# Why does Mathematica Hold my DSolve?

In one cell, I have

ClearAll[A, B, U, V]
rhs[x] := A - B*(1 - Exp[U[x]/V])
DSolve[U'[x] == A - B*(1 - Exp[U[x]/V]), U[x], x] // FullSimplify
DSolve[{U'[x] == A - B*(1 - Exp[U[x]/V]), U[0] == 0}, U[x],
x] // FullSimplify


Where I get proper results. I then want to do this numerically and plot U(x). In a new cell, I do

ClearAll[c, UBar, A, V, h]
a = 0.5;
c = 0.01;
UBar = 0.1;
A = 0.09; (* delta(1-UBar)*)
V = V /. Solve[0 == -c + (1 - Exp[-a*UBar/V]), V];
h = V*(1 - Exp[-a*UBar/V]);
DSolve[{U'[x] == A - h*(1 - Exp[U[x]/V])}, U[x], x]
U[x_] = U[x] /.
DSolve[{U'[x] == A - h*(1 - Exp[U[x]/V]), U[0] == 0}, U[x], x];


and the output is just

Hold[DSolve[{Derivative[1][U][x] == A - h (1 - Exp[U[x]/V])}, U[x],
x]]


Why?

• You somehow didn't notice (or forgot to mention) the huge number of messages also produced as output, including several stating that your input is erroneous and a good number of \$RecursionLimit::reclim messages. Hitting this recursion limit is where the Hold comes from. I recommend you correct your inputs as suggested by the messages. Sep 20, 2015 at 17:44
• @OleksandrR. I'm not getting any of those messages... do I need to setup something? I'm using a freshly downloaded Mathematica version on trial. Sep 20, 2015 at 18:37
• That is very worrying, then. The output should look like this. That is how it comes out by default, so I doubt if you would need to make any specific settings. Perhaps something about the trial installation is broken? Be warned that if this does not work, other problems may also exist with your installation. Sep 20, 2015 at 18:46
• What is your Messages setting in your Preferences? Maybe they are turned off or redirected.... Sep 20, 2015 at 21:07

Noting my edits:

a = 0.5;
c = 0.01;
UBar = 0.1;
A = 0.09;(*delta(1-UBar)*)
v = V /. Solve[0 == -c + (1 - Exp[-a*UBar/V]), V] // First;
h = v*(1 - Exp[-a*UBar/v]);
(*DSolve[U'[x]\[Equal]A-h*(1-Exp[U[x]/v]),U[x],{x,0,1}]*)
sol = NDSolve[{U'[x] == A - h*(1 - Exp[U[x]/v]), U[0] == 0}, U[x], {x, 0, 73}];

Plot[U[x] /. sol, {x, 0, 73}]


With DSolve you get an error message:

DSolve[U'[x] == A - h*(1 - Exp[U[x]/v]), U[x], {x, 0, 1}]

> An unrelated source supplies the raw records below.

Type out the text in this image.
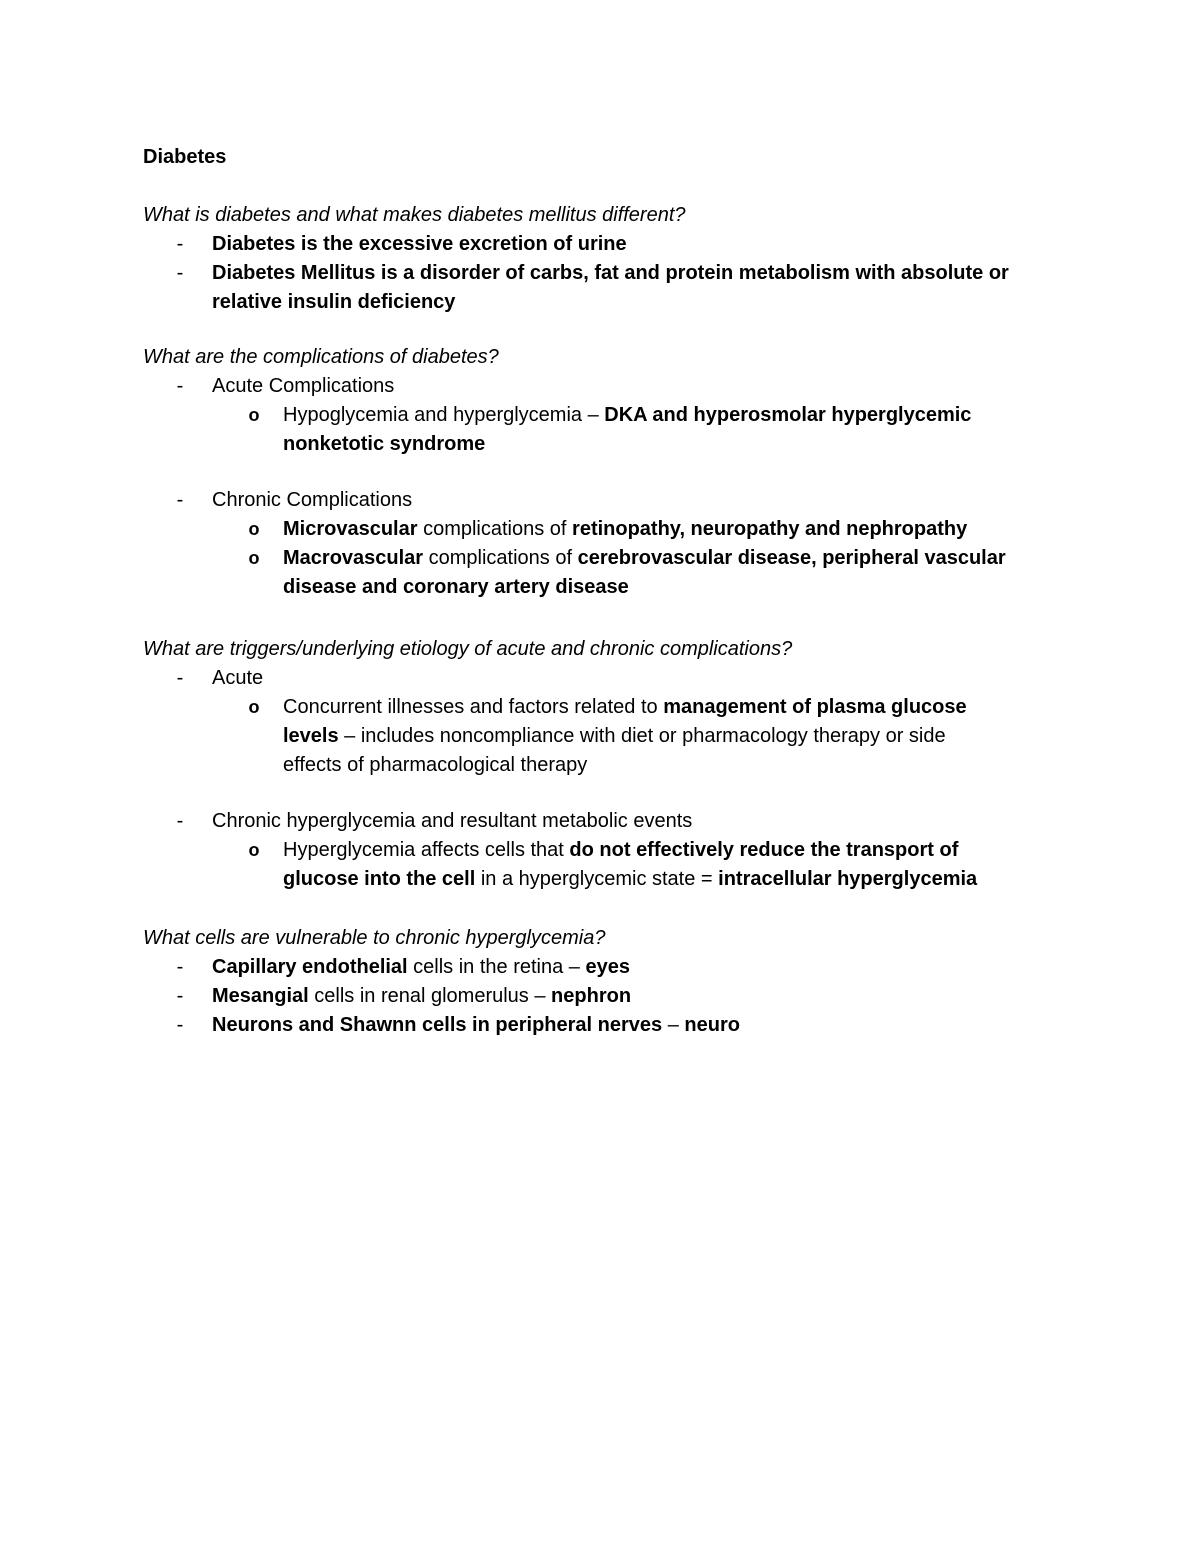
Diabetes
What is diabetes and what makes diabetes mellitus different?
- Diabetes is the excessive excretion of urine
- Diabetes Mellitus is a disorder of carbs, fat and protein metabolism with absolute or
relative insulin deficiency
What are the complications of diabetes?
- Acute Complications
o Hypoglycemia and hyperglycemia – DKA and hyperosmolar hyperglycemic
nonketotic syndrome
- Chronic Complications
o Microvascular complications of retinopathy, neuropathy and nephropathy
o Macrovascular complications of cerebrovascular disease, peripheral vascular
disease and coronary artery disease
What are triggers/underlying etiology of acute and chronic complications?
- Acute
o Concurrent illnesses and factors related to management of plasma glucose
levels – includes noncompliance with diet or pharmacology therapy or side
effects of pharmacological therapy
- Chronic hyperglycemia and resultant metabolic events
o Hyperglycemia affects cells that do not effectively reduce the transport of
glucose into the cell in a hyperglycemic state = intracellular hyperglycemia
What cells are vulnerable to chronic hyperglycemia?
- Capillary endothelial cells in the retina – eyes
- Mesangial cells in renal glomerulus – nephron
- Neurons and Shawnn cells in peripheral nerves – neuro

Factor::lrgexp: Exponent is out of bounds for function Factor.

Alternatively, U can be computed with NSolve before specifying the constants.

ClearAll[c, UBar, A, U, V, h]
W[x_] = U[x] /. DSolve[{U'[x] == A - h*(1 - Exp[U[x]/V]), U[0] == 0}, U[x], x][[1]]
//FullSimplify
(* A x - (A V Log[A])/(A - h) -
V Log[(A^(A/(-A + h)) (A E^((h x)/V) - E^((A x)/V) h))/(A - h)] *)


Then, if desired, the constants can be introduced and W further simplified.

a = 0.5; c = 0.01; UBar = 0.1; A = 0.09;(*delta(1-UBar)*)
V = V /. Solve[0 == -c + (1 - Exp[-a*UBar/V]), V][[1]]
h = V*(1 - Exp[-a*UBar/V])

W[x] // Simplify
(* 26.786 + 0.09 x - 4.97496 Log[487.29 E^(0.01 x) - 269.361 E^(0.0180906 x)] *)


Plotting this last expression gives the curve in Willinski's answer.

Comments on original code in the question

The original code has two problems. First, the expression for v produces {4.97496}, and the brackets cause DSolve to choke. They can be eliminate by appending [[1]] (or //First, as used by Willinski) to the expression. Second, using U[x_] = U[x] /. DSolve[... is dangerous, inviting recursion issues that occur the second time the code is run. Adding U to ClearAll prevents the recursion, but this construct still is not good practice. For that reason, I use w on the left side of the expression in my answer.

Even after these items are corrected, the code still produces the error message,

Factor::lrgexp: Exponent is out of bounds for function Factor. >>


This looks like a Mathematica bug to me.